Last year, names such as Karter, Quinn and Reese began climbing the charts for both sexes, and the year before that it was Riley, London, Harper and Owen.

So what about in 2016? Here are our picks for the best unisex baby names this year.

Photo gallery Best Unisex Baby Names Of 2016 See Gallery

As parents become more creative with their baby name choices, it only makes sense that they’re turning to gender-neutral names as well, says Laura Wattenberg, the name expert who is behind the site Baby Name Wizard.

“Parents are inventing names and using words or last names as first names that have no traditional gender,” she told Fit Pregnancy.

Additionally, celebrities are likely another contributing factor to the rise in popularity of unisex names. In the past few years, we’ve met Jessica Simpson’s daughter Maxwell, Mila Kunis and Ashton Kutcher’s daughter Wyatt, and Ryan Reynolds and Blake Livley’s daughter James.

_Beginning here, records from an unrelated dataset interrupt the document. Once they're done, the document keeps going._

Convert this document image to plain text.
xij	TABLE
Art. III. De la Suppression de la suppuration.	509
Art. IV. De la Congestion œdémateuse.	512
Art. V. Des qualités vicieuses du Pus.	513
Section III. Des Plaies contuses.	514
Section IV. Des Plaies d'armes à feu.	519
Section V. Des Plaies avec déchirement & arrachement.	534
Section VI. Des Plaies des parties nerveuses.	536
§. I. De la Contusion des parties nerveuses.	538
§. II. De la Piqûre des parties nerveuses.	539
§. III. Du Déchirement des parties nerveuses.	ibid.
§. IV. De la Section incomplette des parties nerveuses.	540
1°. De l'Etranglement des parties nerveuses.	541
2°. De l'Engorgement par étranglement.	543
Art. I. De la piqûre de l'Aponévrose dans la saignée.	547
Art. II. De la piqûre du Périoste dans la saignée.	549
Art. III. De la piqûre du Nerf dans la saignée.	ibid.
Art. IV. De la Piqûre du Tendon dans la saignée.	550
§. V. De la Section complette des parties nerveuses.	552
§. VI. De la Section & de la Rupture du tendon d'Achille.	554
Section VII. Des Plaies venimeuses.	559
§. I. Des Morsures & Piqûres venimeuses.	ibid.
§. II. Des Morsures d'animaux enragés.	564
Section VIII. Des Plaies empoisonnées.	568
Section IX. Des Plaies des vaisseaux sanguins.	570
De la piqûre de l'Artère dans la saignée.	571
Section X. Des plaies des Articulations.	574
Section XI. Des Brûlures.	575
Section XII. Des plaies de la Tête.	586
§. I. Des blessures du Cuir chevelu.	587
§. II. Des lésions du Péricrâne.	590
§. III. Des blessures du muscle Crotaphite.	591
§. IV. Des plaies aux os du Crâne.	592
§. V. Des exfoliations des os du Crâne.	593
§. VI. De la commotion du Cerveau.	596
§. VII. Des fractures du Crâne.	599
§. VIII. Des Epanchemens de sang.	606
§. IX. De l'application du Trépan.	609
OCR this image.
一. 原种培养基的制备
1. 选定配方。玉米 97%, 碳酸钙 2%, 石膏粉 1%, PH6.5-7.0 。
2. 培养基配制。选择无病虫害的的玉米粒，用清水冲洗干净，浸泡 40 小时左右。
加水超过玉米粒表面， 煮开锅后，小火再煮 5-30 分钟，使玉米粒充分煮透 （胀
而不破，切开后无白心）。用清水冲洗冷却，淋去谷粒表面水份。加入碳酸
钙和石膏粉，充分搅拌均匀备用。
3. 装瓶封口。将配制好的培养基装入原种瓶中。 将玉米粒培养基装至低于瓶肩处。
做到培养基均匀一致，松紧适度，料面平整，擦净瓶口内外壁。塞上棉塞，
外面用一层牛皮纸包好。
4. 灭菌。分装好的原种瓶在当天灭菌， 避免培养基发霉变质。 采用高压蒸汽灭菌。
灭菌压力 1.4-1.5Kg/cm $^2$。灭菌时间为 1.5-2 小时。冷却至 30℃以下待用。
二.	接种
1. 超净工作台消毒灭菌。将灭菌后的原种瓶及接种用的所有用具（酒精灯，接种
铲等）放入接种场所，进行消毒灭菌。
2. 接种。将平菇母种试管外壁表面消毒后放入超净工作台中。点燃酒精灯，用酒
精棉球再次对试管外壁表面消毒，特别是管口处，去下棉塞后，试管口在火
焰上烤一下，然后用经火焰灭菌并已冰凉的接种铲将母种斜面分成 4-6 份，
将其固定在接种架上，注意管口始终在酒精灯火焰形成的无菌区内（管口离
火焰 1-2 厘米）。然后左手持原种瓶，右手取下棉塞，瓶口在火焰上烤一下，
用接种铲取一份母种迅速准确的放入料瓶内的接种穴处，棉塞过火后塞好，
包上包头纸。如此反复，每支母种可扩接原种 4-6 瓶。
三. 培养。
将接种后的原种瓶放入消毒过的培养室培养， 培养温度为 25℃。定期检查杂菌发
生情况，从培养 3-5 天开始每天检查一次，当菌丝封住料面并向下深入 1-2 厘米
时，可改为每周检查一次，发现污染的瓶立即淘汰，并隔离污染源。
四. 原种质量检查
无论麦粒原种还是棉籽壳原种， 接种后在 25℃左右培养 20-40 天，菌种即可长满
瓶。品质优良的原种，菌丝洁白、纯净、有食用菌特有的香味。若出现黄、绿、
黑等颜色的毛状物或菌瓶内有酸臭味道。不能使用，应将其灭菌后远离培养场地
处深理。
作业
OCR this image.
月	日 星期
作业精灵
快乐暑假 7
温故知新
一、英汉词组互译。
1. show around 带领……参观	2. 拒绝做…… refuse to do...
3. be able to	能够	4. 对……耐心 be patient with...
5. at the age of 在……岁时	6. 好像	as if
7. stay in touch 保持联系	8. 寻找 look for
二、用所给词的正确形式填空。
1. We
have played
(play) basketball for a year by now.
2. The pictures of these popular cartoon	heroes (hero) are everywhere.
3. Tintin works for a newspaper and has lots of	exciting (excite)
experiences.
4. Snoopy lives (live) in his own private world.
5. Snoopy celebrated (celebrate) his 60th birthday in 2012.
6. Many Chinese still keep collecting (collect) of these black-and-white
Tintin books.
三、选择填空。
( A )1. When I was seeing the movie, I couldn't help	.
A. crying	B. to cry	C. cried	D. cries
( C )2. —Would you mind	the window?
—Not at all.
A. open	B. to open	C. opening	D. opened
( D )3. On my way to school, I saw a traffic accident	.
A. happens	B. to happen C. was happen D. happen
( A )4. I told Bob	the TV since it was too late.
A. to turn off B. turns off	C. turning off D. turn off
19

As you can see, this trend has especially taken off for girls. According to Wattenberg, choosing gender-neutral names for girls is a way for parents to combat sexism.

In fact, a 2009 study from South Carolina’s Clemson University showed that women with traditionally male names were more successful in jobs of power, such as a lawyer or judge.

So what about boys? Unfortunately, boys that are given names traditionally used for girls, such Ashley or Shannon, are more likely to misbehave once they reach puberty, according to 2010 research by David Figlio of Illinois’ Northwestern University.

This is especially true if the boy is in the same class as a girl with the same name. So what’s the solution? Make sure unisex names are as gender-neutral as possible.